Un altro notevole impatto degli allevamenti è quello sul cambiamento climatico. Nel comparto agricolo, tra i maggiori responsabili della produzione di gas serra ci sono gli allevamenti intensivi che generano il 14,5% delle emissioni totali. Le emissioni di azoto causate dagli allevamenti sono un terzo di quelle prodotte dall’uomo. A livello europeo, la produzione agricola è responsabile del 12% delle emissioni di gas serra: la maggior parte di queste emissioni – oltre il 60% – deriva dagli allevamenti, in particolare dal bestiame bovino. Inoltre, in Italia gli allevamenti intensivi sono la seconda causa di inquinamento da polveri sottili, preceduti solo dal riscaldamento degli edifici.
La crescente domanda di carne e derivati animali degli ultimi decenni ha determinato anche l’espansione incontrollata delle colture per mangimi, influenzando tutto il sistema agricolo mondiale. Ogni anno, un miliardo e mezzo di tonnellate di mangimi, tra cui principalmente soia e mais, entra negli allevamenti intensivi di tutto il mondo.

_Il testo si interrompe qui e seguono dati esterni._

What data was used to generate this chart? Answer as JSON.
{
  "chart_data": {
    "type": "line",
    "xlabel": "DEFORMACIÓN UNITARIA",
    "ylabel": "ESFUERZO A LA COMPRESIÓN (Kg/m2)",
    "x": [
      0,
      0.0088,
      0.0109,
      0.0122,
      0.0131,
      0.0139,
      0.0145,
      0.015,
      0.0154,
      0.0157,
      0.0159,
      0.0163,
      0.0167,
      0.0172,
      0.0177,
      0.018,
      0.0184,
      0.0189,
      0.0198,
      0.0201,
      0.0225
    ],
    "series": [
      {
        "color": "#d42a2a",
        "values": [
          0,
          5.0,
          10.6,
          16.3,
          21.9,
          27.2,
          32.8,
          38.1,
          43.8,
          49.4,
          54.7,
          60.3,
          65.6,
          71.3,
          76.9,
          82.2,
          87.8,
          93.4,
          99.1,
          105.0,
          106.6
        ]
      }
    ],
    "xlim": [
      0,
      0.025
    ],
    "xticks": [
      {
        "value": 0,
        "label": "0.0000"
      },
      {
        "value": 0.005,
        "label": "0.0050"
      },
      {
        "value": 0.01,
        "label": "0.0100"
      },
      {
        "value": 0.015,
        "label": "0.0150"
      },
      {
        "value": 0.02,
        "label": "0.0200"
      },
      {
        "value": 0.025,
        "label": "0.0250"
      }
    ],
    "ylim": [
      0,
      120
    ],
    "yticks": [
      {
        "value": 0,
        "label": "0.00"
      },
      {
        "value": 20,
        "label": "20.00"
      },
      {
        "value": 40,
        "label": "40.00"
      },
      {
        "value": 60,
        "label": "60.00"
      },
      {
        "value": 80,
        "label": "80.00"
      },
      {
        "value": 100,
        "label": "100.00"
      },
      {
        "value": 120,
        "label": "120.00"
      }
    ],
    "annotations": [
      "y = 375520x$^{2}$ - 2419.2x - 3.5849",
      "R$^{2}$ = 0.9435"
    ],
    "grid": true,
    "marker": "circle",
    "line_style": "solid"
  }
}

La soia ha avuto negli ultimi 20 anni un’esplosione produttiva che non ha precedenti nella storia dell’agricoltura ed è tra i maggiori responsabili della deforestazione planetaria.
Nel 2019, a livello globale, la produzione di carni (bovine, ovine, avicole e suine) è ammontata a 337 milioni di tonnellate, prodotte prevalentemente in sistemi intensivi. La carne suina rappresenta tipicamente oltre un terzo della produzione mondiale, il pollame il 39% e la carne bovina il 21%. L’Italia, con 23 milioni di capi allevati, è quarta in classifica in UE per numero complessivo di capi. Ogni 100 abitanti, ci sono circa 11 mucche, 14 maiali, 11 pecore e 1,75 capre. Nei Paesi sviluppati si consumano circa 70 kg pro-capite annui di carne contro i 27 kg dei Paesi in via di sviluppo. Non solo carne, negli ultimi 50 anni anche il consumo medio di latte è aumentato del 90% e quello delle uova del 340%.
“Serve attuare una transizione ecologica dei metodi di allevamento e delle pratiche agricole eliminando logiche rivolte al profitto che vedono sempre più animali allevati e prezzi sempre più bassi”, spiega Eva Alessi, responsabile Sostenibilità di WWF Italia.
Dal 26 al 28 luglio a Roma ci sarà il Pre-Summit delle Nazioni Unite sui Sistemi Alimentari, in cui si parlerà soprattutto di sostenibilità. “È necessario – chiosa il report -che l’UE e l’Italia elimino i sussidi agli allevamenti intensivi e sostengano aziende agricole che producono con metodi biologici e estensivi”.